Но именно в это мгновение, словно застывшее на острие ножа, ветхий Адам вновь поднял голову, обернувшись к ним новой своей стороной. Феодальные методы ведения войн, бароны-угнетатели, Сильная Рука, даже мятеж на идеологических основаниях, — Королю так или иначе удавалось справиться с ними, но лишь для того, чтобы на последней дистанции потерпеть поражение вследствие пустякового факта, состоящего в том, что человек — инстинктивный убийца.

Рядом с ними, у ног офицера из штаба Мордреда, скользнул в луговой траве уж. Офицер инстинктивно отпрянул, рука его метнулась поперек тела, сверкнув на миг розгою на предплечьи. Блестящий меч полыхнул в воздухе, норовя зарубить так называемую гадюку. И обе армии, решив, что случилась измена, гневно взревели. С обеих сторон опустились и замерли копья. И едва Король Артур метнулся к своим полкам — беловолосый старик, выставивший вперед узловатые длани так, словно он хотел оттолкнуть ими бойцов, до последней минуты противостоящий разливу Силы, которая во всю его жизнь, где бы он ей ни ставил преграды, прорывалась в новом месте, — едва успел он броситься к ним, как шум и вой поднялись до небес, послышался воинственный клич, и две встречных волны сомкнулись над головой Короля.

Ланселот прибыл слишком поздно. Как он ни спешил, все оказалось напрасно. Он только и смог, что умиротворить страну и похоронить мертвецов. Затем, едва лишь установилось какое-то подобие порядка, Ланселот поспешил к Гвиневере. Предполагали, что она все еще в Лондонском Тауэре, ибо осада, предпринятая Мордредом, не увенчалась успехом.

Однако Гвиневера исчезла.

В ту пору уставы монастырей были не так строги, как ныне. Зачастую монастыри походили более на гостиницы для своих высокородных покровителей. Гвиневера приняла постриг в Эмсбери.

Королева чувствовала, что оба они настрадалась довольно и довольно причинили страданий другим. Она не пожелала ни увидеться со своим старинным любовником, ни обсудить с ним свой шаг. Она сказала, что желает примириться с Богом, и это было неправдой только отчасти.

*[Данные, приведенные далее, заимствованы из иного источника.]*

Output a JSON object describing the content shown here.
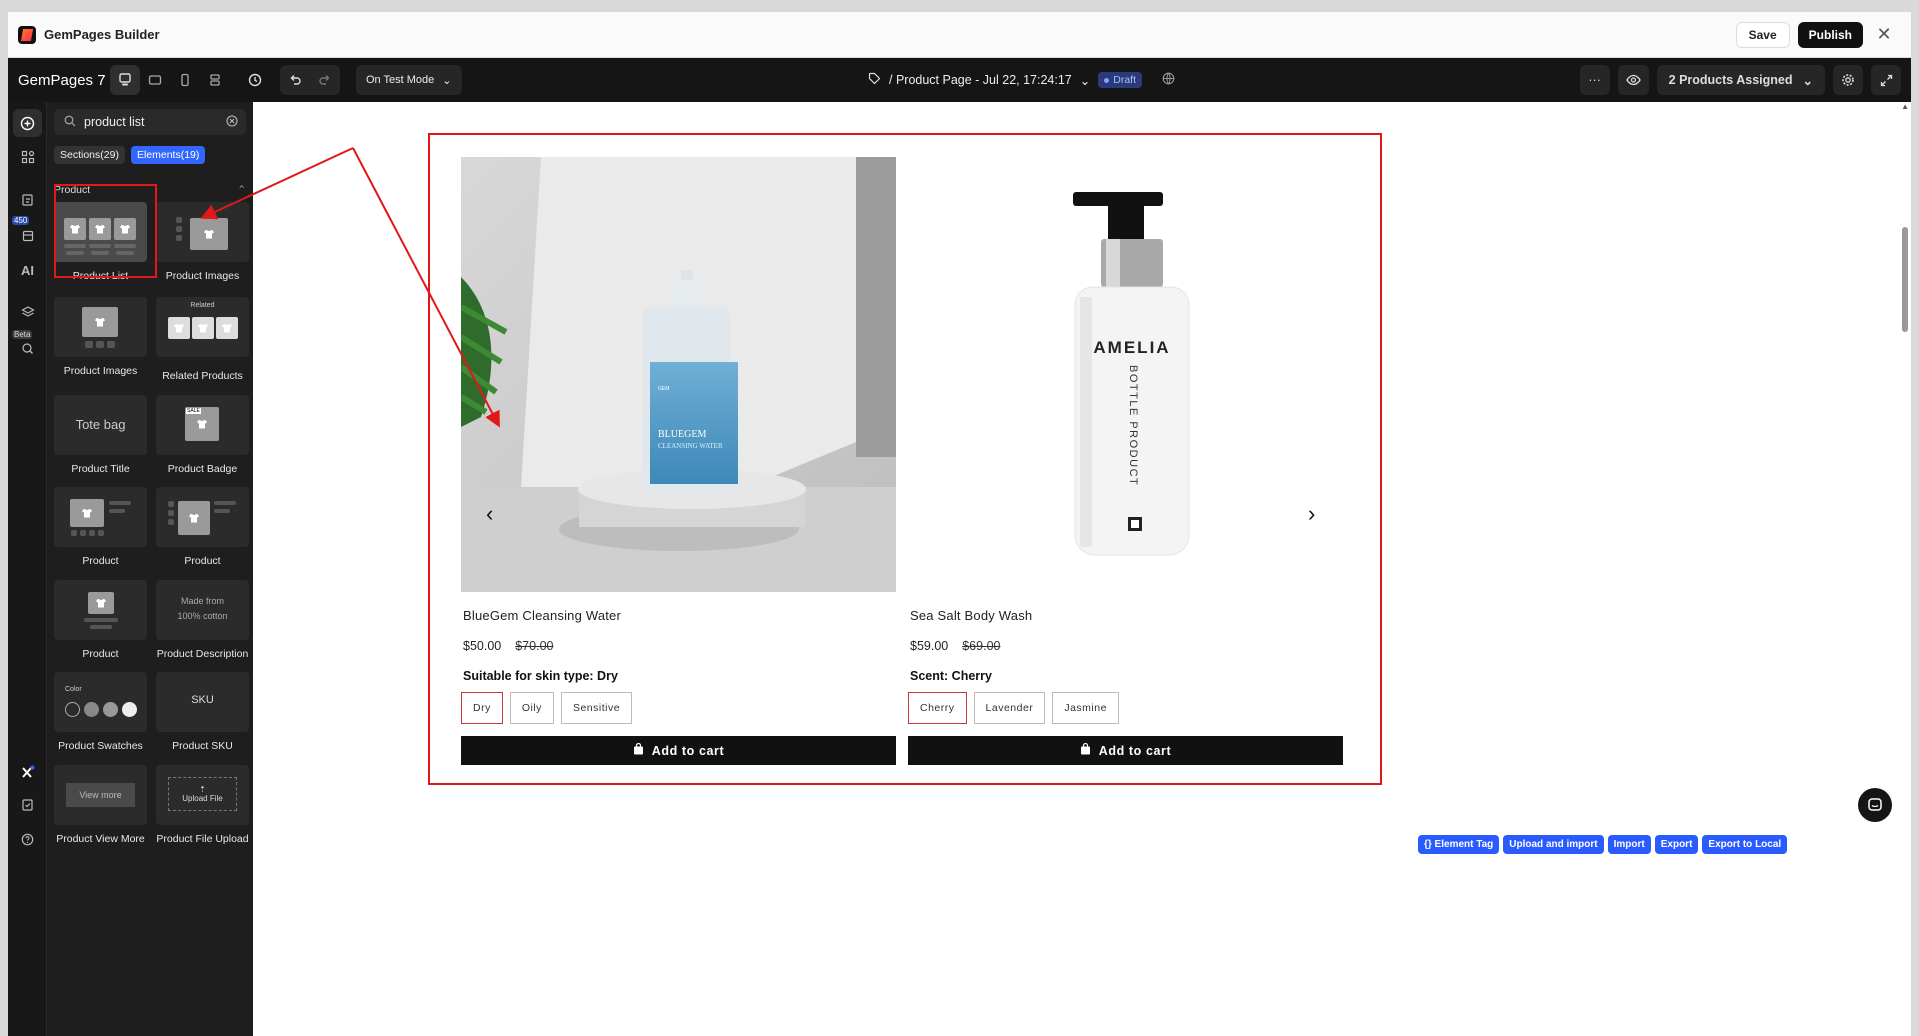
{
  "window": {
    "title": "GemPages Builder",
    "save": "Save",
    "publish": "Publish",
    "close": "✕"
  },
  "toolbar": {
    "brand": "GemPages 7",
    "mode": "On Test Mode",
    "page_title": "/ Product Page - Jul 22, 17:24:17",
    "status": "Draft",
    "more": "···",
    "assigned": "2 Products Assigned"
  },
  "rail": {
    "badge": "450",
    "ai": "AI",
    "beta": "Beta"
  },
  "panel": {
    "search_value": "product list",
    "tabs": [
      "Sections(29)",
      "Elements(19)"
    ],
    "category": "Product",
    "items": [
      "Product List",
      "Product Images",
      "Product Images",
      "Related Products",
      "Product Title",
      "Product Badge",
      "Product",
      "Product",
      "Product",
      "Product Description",
      "Product Swatches",
      "Product SKU",
      "Product View More",
      "Product File Upload"
    ],
    "thumbs": {
      "related": "Related",
      "tote": "Tote bag",
      "sale": "SALE",
      "desc1": "Made from",
      "desc2": "100% cotton",
      "color": "Color",
      "sku": "SKU",
      "view_more": "View more",
      "upload": "Upload File"
    }
  },
  "products": [
    {
      "name": "BlueGem Cleansing Water",
      "price": "$50.00",
      "compare_price": "$70.00",
      "option_title": "Suitable for skin type: Dry",
      "options": [
        "Dry",
        "Oily",
        "Sensitive"
      ],
      "selected": 0,
      "cta": "Add to cart",
      "label_brand": "GEM",
      "label_text": "BLUEGEM",
      "label_sub": "CLEANSING WATER"
    },
    {
      "name": "Sea Salt Body Wash",
      "price": "$59.00",
      "compare_price": "$69.00",
      "option_title": "Scent: Cherry",
      "options": [
        "Cherry",
        "Lavender",
        "Jasmine"
      ],
      "selected": 0,
      "cta": "Add to cart",
      "label_brand": "AMELIA",
      "label_sub": "BOTTLE PRODUCT"
    }
  ],
  "bottom_actions": [
    "{} Element Tag",
    "Upload and import",
    "Import",
    "Export",
    "Export to Local"
  ],
  "colors": {
    "accent": "#3366ff",
    "highlight": "#e01818",
    "dark": "#151515"
  }
}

Бог никогда особенно не занимал ее мыслей. Она неплохо разбиралась в догматах веры, но и не более того. Правда же состояла в том, что она постарела и обрела мудрость: она знала, что Ланселот относился к Богу с куда большей страстностью, и что для него подобное обращение все равно неизбежно. И потому, ради Ланселота, ради того, чтобы облегчить ему этот шаг, великая Королева отрекалась теперь от того, за что боролась всю свою жизнь, подавая Ланселоту пример и оставаясь в своем выборе неколебимой. Гвиневера сошла со сцены.

Большая часть ее побуждений была Ланселоту ясна, и когда Королева отказалась увидеться с ним, он со стариковской галльской галантностью забрался в Эмсбери по стене. Он подстерег ее, попытался переубедить, но она осталась решительной и непреклонной. Видимо, что-то, увиденное ею в Мордреде, разрушило присущую ей прежде жажду жизни. Они расстались, чтобы никогда уже не встретиться на этой земле.

Аббатиса из Гвиневеры получилась прекрасная. Она правила своей обителью распорядительно, царственно, со своего рода величественным высокомерием. Маленьких учениц монастырской школы растили здесь в духе великой аристократической традиции. Им случалось видеть, как Гвиневера, прямая и величавая, сверкая камениями на пальцах, прогуливается по саду в светлом, тонкого полотна облачении, надушенном вопреки уставу. Послушницы все до единой обожали ее с присущей школьницам пылкостью и шептались о ее прошлом. Она стала Благородной Старой Дамой. Когда она, наконец, почила, ее Ланселот, белоголовый, с изрезанными морщинами щеками, приехал за телом, чтобы отвезти ее к могиле мужа. Там, в этой достославной могиле, ее и похоронили: спокойное царственное лицо ее закрыли крышкой, забили гвоздями и упрятали в землю.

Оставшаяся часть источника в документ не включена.